The uncompromising briskness in his voice caused her to release her hold on him. He walked across the room to a corner where he kept an assortment of odds and ends. He picked up a blanket and ripped it in two. He brought one piece back to the table and wrapped it around the headstone with the same gentleness that a person may have used to wrap a blanket around an infant.

Meg walked to the hunk of granite and placed her hand on the rough stone. She could almost see Kirk in the shadows, could hear the neigh of his horse, his promises, and his courageous yell. “Do you think they’ll destroy this monument?” she asked.

“No, ma’am.”

Over her shoulder, she watched him smooth out the wrinkles in the blanket as though it mattered how he delivered the marker to the church. “Why don’t you think they’ll destroy this monument?”

“Because we’re not going to tell them I made it.”

She stepped away from the granite. “What?”

He turned from his task and met her gaze. “I haven’t thought through the particulars yet, but we’ll find a way to get it to town without anybody knowing.
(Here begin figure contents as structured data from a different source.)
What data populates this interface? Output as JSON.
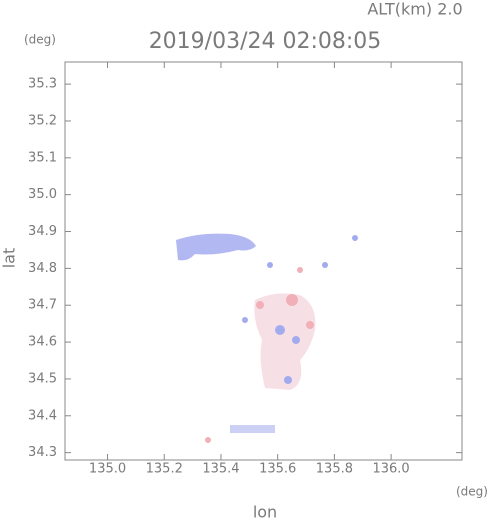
{
  "chart_data": {
    "type": "radar-map",
    "title": "2019/03/24 02:08:05",
    "altitude_label": "ALT(km) 2.0",
    "xlabel": "lon",
    "ylabel": "lat",
    "xunit": "(deg)",
    "yunit": "(deg)",
    "xlim": [
      134.85,
      136.25
    ],
    "ylim": [
      34.28,
      35.36
    ],
    "xticks": [
      {
        "value": 135,
        "label": "135.0"
      },
      135.2,
      135.4,
      135.6,
      135.8,
      {
        "value": 136,
        "label": "136.0"
      }
    ],
    "yticks": [
      34.3,
      34.4,
      34.5,
      34.6,
      34.7,
      34.8,
      34.9,
      {
        "value": 35,
        "label": "35.0"
      },
      35.1,
      35.2,
      35.3
    ]
  }
}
You can tell folks you had some fellow back east make it.”

“You’re not going to put your name on the backside?”

“I thought we’d agreed this memorial would reflect the names of those who died fighting for their convictions.”

“We did.”

“Well, now I didn’t die, did I?”

“And you didn’t fight either,” she reminded him.
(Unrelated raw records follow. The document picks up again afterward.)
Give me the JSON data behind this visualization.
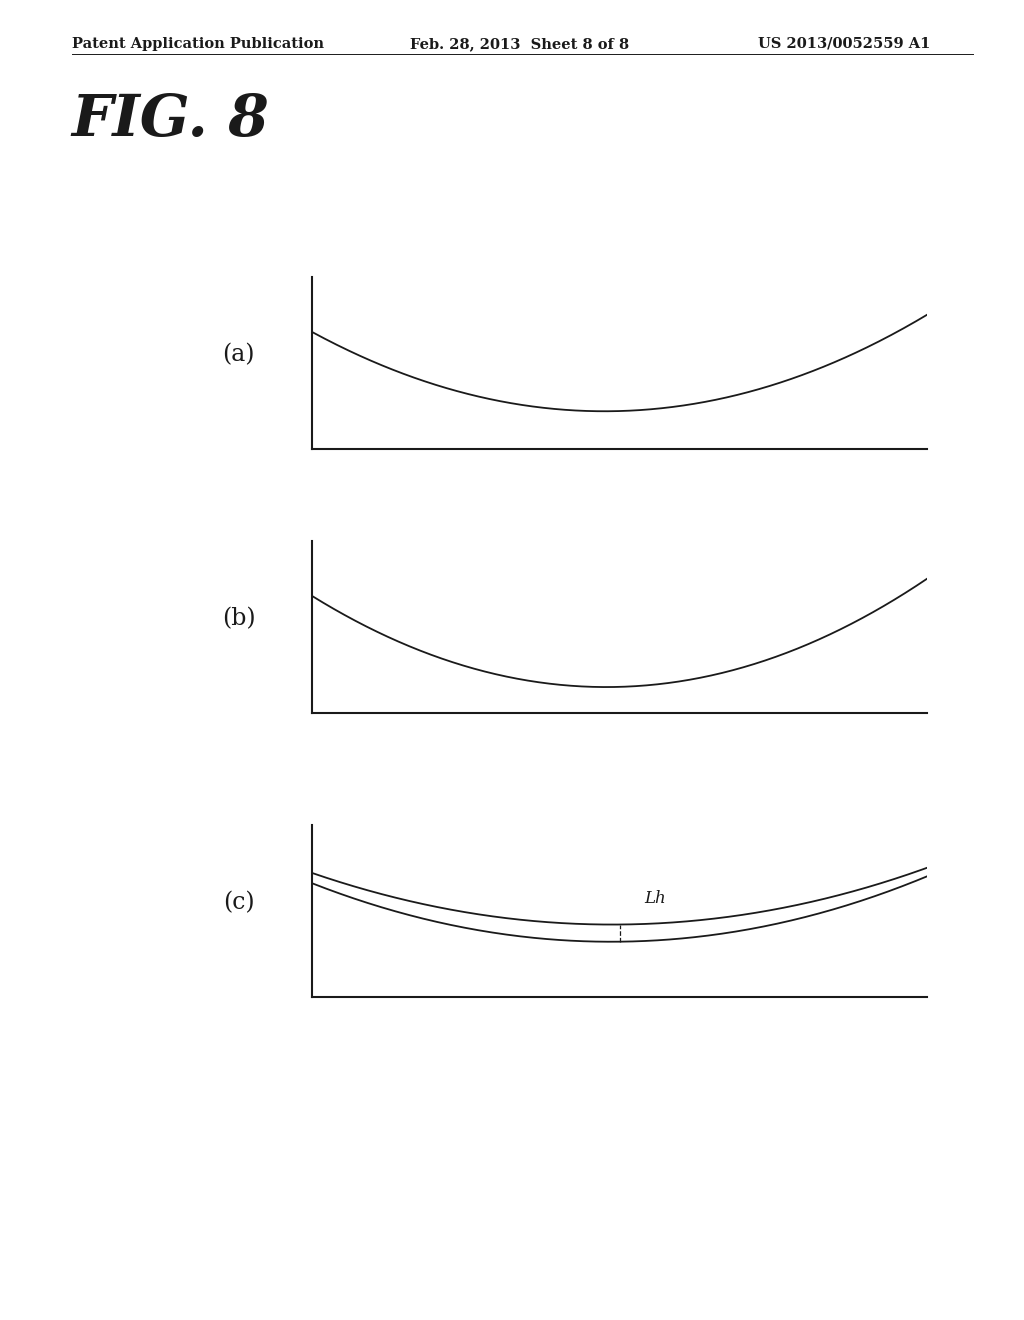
{
  "header_left": "Patent Application Publication",
  "header_center": "Feb. 28, 2013  Sheet 8 of 8",
  "header_right": "US 2013/0052559 A1",
  "fig_title": "FIG. 8",
  "panel_labels": [
    "(a)",
    "(b)",
    "(c)"
  ],
  "background_color": "#ffffff",
  "line_color": "#1a1a1a",
  "axis_color": "#1a1a1a",
  "header_fontsize": 10.5,
  "fig_title_fontsize": 42,
  "panel_label_fontsize": 17,
  "lh_label": "Lh",
  "lh_fontsize": 12
}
“You think the only battles fought are done so with rifles, and the only wounds that kill draw blood. You think courage is loud, boisterous, and proud. Mrs. Warner, I don’t think you have a clue as to what this memorial truly represents.”

Ten

S
ITTING ON THE PORCH SWING,
M
EG WATCHED CLOUDS DRIFT
across the moon as her thoughts slowly wandered to Clay.

With his gaze always riveted on the granite stone that was slowly materializing into three distinct shapes, he worked from dawn until dusk with the steady determination of a man who wanted to rid himself of a despised burden. His rare smiles and occasional teasing no longer surfaced. He seldom stopped chiseling to rest, and when he did, he walked out of the shed.
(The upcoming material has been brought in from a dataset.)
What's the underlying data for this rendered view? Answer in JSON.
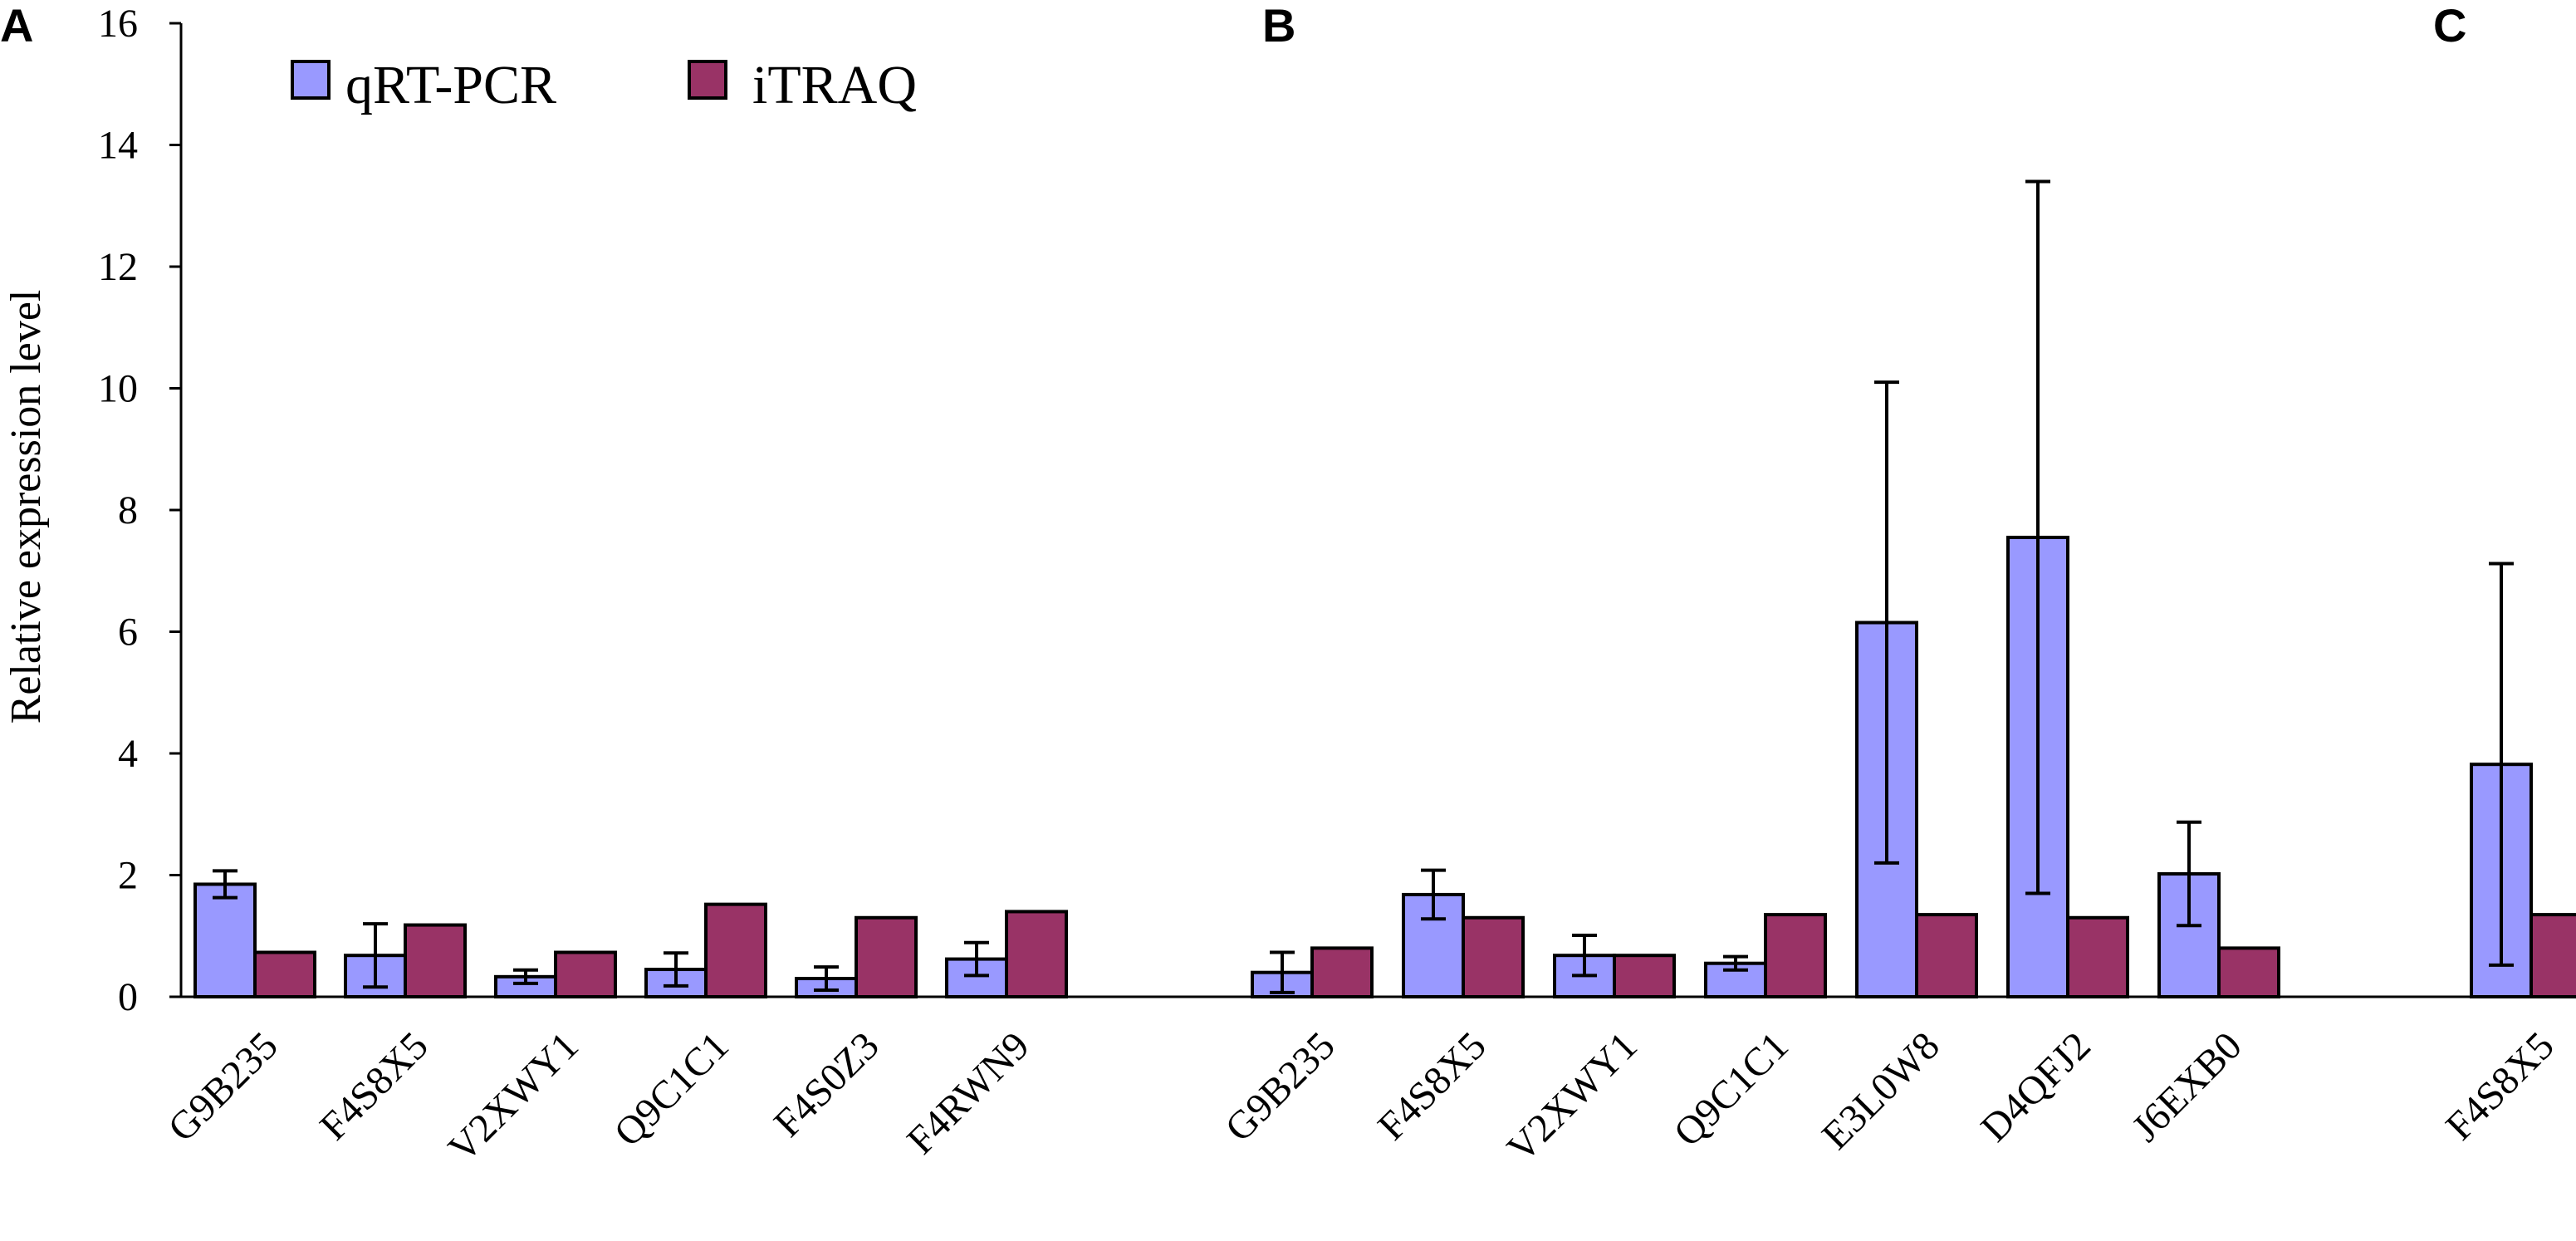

Meg suspected he dunked his head in a bucket of water drawn from the well because he always returned with water dripping from his hair and his shirt collar soaked as though it alone had stood in a storm.

Each day, he acknowledged her presence with a “Morning” when she walked into the shed. At the end of the day, he stepped off the stool, walked to his low table, set his tools down, stared out the window, and spoke to her once more. “I’m done for the day.”

Meg loathed the days that dragged by more than she hated the days when she’d waited in dread for news of Kirk. She felt as though she resided in a prison, a prison that she herself had built, using hatred for bricks and revenge for mortar. She had wanted to punish Clay, but she too ended up suffering.

She didn’t want to sit in that shed where silent voices loomed and the steady clinking of hammer to chisel echoed, but she couldn’t stay away.

Every day, his hands revealed more of the shadows. The muscles along his neck, back, and arms strained with his efforts. Then they gradually relaxed, and he touched the stone as though to apologize for his harsh treatment and to promise it would all be worth it.